Control or eliminate the insurance industry, and you will rein in the cost of health care. Doctors are doing the very best they can for you, and they’re not getting rich doing it. Americans tend to blame the doctors for how expensive health care is, but they aren’t the issue it’s the health insurances that create all the pricing. Americans pay an allowable fee for any visit or procedure and that is determined by insurance companies. Doctors struggle more and more every year because insurances companies add on more and more fees. People need to understand that insurance companies are the real enemies.
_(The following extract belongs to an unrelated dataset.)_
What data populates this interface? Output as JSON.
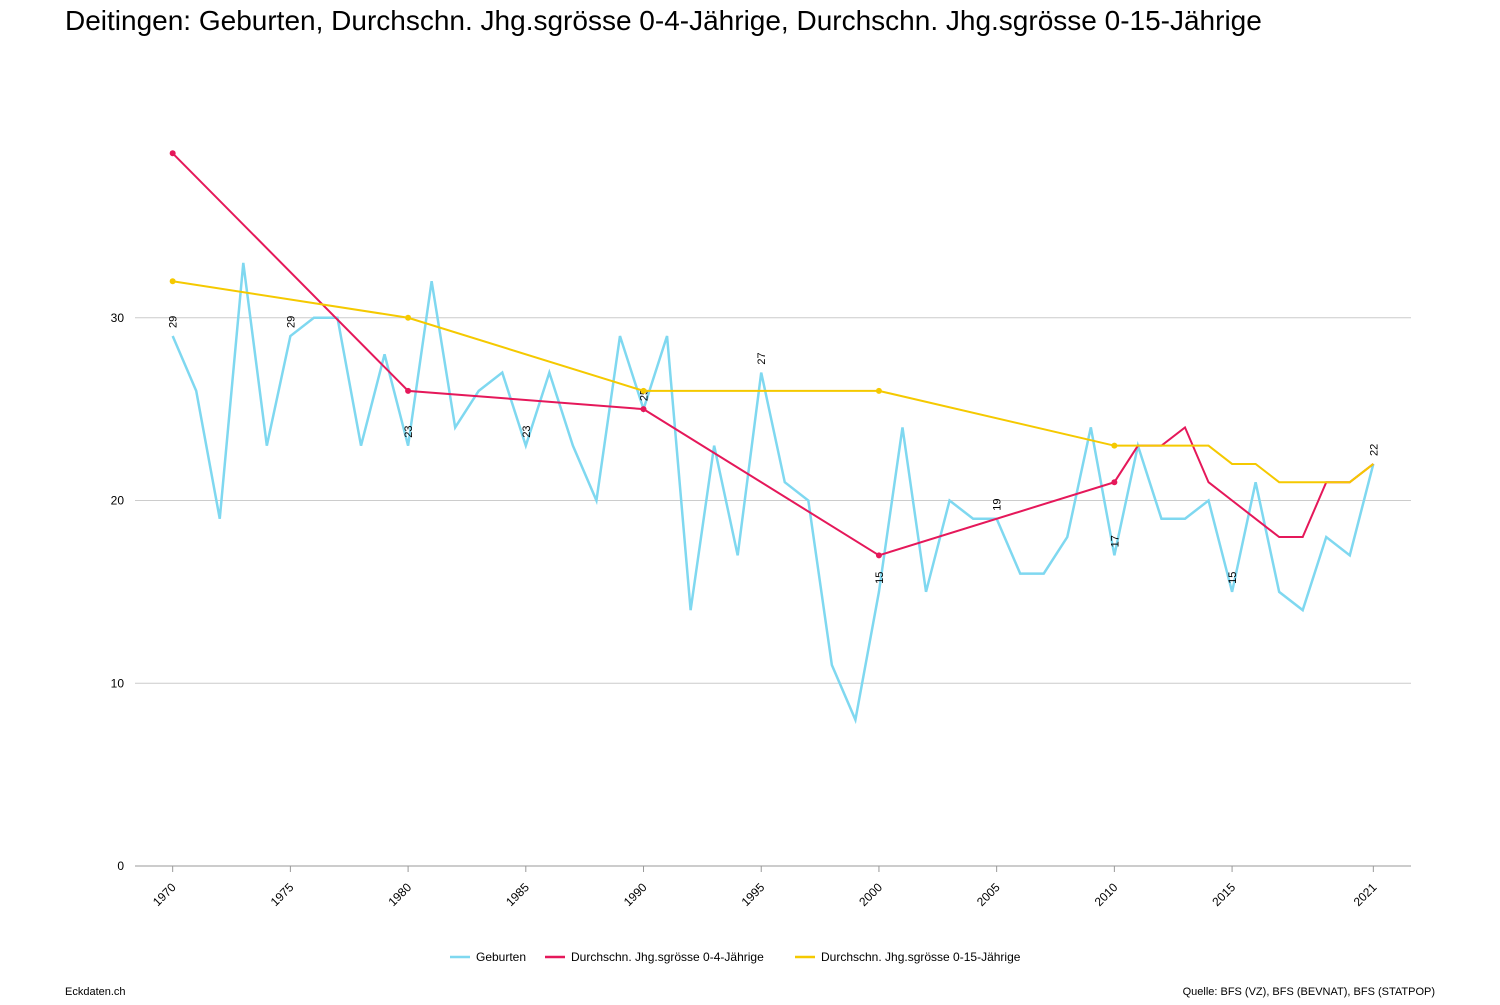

In my opinion our health care system has never been good and will never be good unless something is done. People need to understand how important it is that each American has good healthcare. The most important thing to do is reduce the cost of health care in this country is to control prices. Researching all this information it is depressing how cruel insurance companies really are in America. It seems all they care about is the money and not losing any profit. Insurance companies are really making it hard for people to have insurance and being able to get the care they need. There have been some good changes since health care started but when I think about it, Insurances hasn’t got too much better. The only thing I see that has got better since health care began is, they offer more now than they ever have, but any chance they get, insurance companies increase their prices. Physicians are also very unpaid for what they do. An increasingly amount money every year gets taken from them because things get cut out and insurance companies find a way to charge them more for what they do. Since I started working in the medical field its unfortunate to see how much people work in the health care and as much as they do, to see they don’t get paid much from any of it. I have also noticed when a patient injures themselves, they may need some kind of brace or cast and when I realized how expensive these prices are because insurances take a large amount of it and the doctors need to make something out of it since they’re the ones spending this time with the patients. For example, where I work if a patient needs a cam walker which is a cast boot that you can walk in, the price of it is almost $400. This is the price that gets billed to insurance and doctors are lucky if they get a good amount of that, but it doesn’t always happen. Americans need to realize If insurance companies keep doing what they’re doing and add more expenses in the medical field people will start to no longer want to be involved in that field and it will begin to crash, when the medical field is one of the most important things.